Deus Pai deu ao mundo o seu Filho Unigênito por meio do ventre virginal de Maria, a humilde serva do Senhor (cf. Lc 1, 48). “Por mais ardentes que fossem os suspiros dos Patriarcas e as súplicas que durante quatro mil anos lhe fizeram os profetas e os santos da Antiga Lei para obterem esse tesouro, só Maria o mereceu. Só Ela encontrou graça diante de Deus pela força das suas orações e pela grandeza das suas virtudes”2. Santo Agostinho nos ensina que, não sendo o mundo digno de receber o Filho de Deus diretamente das mãos do Pai, este O deu a Maria, para que os homens O recebessem por Ela. “Deus Pai, para dar a Maria o poder de produzir o seu Filho e todos os membros do seu Corpo Místico, comunicou-lhe a sua fecundidade, na medida em que uma simples criatura a podia receber”3.
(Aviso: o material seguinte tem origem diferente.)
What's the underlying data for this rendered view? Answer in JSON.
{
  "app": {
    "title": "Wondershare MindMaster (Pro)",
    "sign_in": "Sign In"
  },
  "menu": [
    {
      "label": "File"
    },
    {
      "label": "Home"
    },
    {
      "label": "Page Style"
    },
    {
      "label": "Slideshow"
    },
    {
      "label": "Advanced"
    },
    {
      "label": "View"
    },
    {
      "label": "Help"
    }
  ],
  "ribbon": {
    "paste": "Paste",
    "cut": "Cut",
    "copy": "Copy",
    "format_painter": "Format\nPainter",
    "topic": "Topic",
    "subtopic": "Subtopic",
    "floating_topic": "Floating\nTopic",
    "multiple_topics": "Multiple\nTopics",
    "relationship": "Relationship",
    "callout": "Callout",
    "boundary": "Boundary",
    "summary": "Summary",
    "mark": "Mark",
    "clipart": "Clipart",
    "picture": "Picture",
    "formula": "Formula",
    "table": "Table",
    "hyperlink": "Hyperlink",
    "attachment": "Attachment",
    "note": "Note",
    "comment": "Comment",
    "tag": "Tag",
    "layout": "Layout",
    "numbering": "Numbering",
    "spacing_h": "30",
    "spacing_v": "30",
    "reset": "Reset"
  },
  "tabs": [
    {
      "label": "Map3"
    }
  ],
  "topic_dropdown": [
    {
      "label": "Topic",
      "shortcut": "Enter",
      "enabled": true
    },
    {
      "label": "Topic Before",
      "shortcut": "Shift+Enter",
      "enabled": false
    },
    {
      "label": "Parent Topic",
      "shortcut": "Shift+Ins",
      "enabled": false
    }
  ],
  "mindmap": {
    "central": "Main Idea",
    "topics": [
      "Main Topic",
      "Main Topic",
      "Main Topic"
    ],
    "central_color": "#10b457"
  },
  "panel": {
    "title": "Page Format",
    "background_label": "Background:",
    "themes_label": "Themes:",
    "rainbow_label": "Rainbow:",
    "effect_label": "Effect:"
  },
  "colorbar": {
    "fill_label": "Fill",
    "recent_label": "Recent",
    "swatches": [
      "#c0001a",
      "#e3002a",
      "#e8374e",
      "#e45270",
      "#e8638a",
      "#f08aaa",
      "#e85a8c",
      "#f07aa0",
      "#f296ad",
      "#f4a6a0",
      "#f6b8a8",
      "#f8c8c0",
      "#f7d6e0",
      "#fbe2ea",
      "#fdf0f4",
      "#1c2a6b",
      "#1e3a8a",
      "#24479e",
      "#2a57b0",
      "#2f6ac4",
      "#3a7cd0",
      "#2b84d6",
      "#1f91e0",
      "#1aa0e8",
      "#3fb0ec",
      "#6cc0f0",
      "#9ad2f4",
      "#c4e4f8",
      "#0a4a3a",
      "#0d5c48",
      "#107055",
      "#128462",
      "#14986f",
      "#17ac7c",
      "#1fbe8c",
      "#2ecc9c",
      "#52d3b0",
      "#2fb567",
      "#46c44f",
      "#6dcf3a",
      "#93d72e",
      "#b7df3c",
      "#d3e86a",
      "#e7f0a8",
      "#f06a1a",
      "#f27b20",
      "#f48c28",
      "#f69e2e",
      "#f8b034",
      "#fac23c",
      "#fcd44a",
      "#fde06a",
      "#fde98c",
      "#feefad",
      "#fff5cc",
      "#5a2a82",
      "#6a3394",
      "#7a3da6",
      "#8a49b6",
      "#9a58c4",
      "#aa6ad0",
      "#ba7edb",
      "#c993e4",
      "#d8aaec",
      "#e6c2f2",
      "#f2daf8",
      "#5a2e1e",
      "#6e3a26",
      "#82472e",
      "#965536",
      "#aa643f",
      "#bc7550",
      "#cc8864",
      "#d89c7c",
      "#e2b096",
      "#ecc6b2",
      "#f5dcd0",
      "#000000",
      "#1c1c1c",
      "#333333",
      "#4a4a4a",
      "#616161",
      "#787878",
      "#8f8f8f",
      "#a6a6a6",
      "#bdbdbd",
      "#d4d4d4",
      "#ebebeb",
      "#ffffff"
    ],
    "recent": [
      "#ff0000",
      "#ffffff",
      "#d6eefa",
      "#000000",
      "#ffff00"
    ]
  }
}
O Filho de Deus se fez homem para nos salvar, em Maria e por Maria. “Como o novo Adão ao seu Paraíso Terrestre, assim desceu Deus Filho ao seio virginal de Maria para aí achar as suas delícias e operar, às escondidas, maravilhas de graça”4. Jesus, o Deus humanado, encontrou a sua liberdade em ver-Se aprisionado no seio da Virgem de Nazaré. Deus Filho fez brilhar a sua força, deixando-se levar pela jovem Virgem Maria. O Filho de Deus achou a sua glória, e a de seu Pai, escondendo os Seus esplendores a todas as criaturas da Terra, para só revelá-los a Nossa Senhora. Jesus de Nazaré glorificou a sua independência e majestade dependendo desta amável Virgem na sua concepção, nascimento, apresentação no Templo, na sua vida oculta de trinta anos, na sua morte na cruz. A Virgem das Dores assistiu essa morte porque Jesus quis oferecer com Ela um mesmo sacrifício e ser imolado ao Eterno Pai com seu assentimento (cf. Jo 19, 25), como outrora Isaac também foi destinado ao sacrificado pelo consentimento de Abraão (cf. Gn 22, 1-19).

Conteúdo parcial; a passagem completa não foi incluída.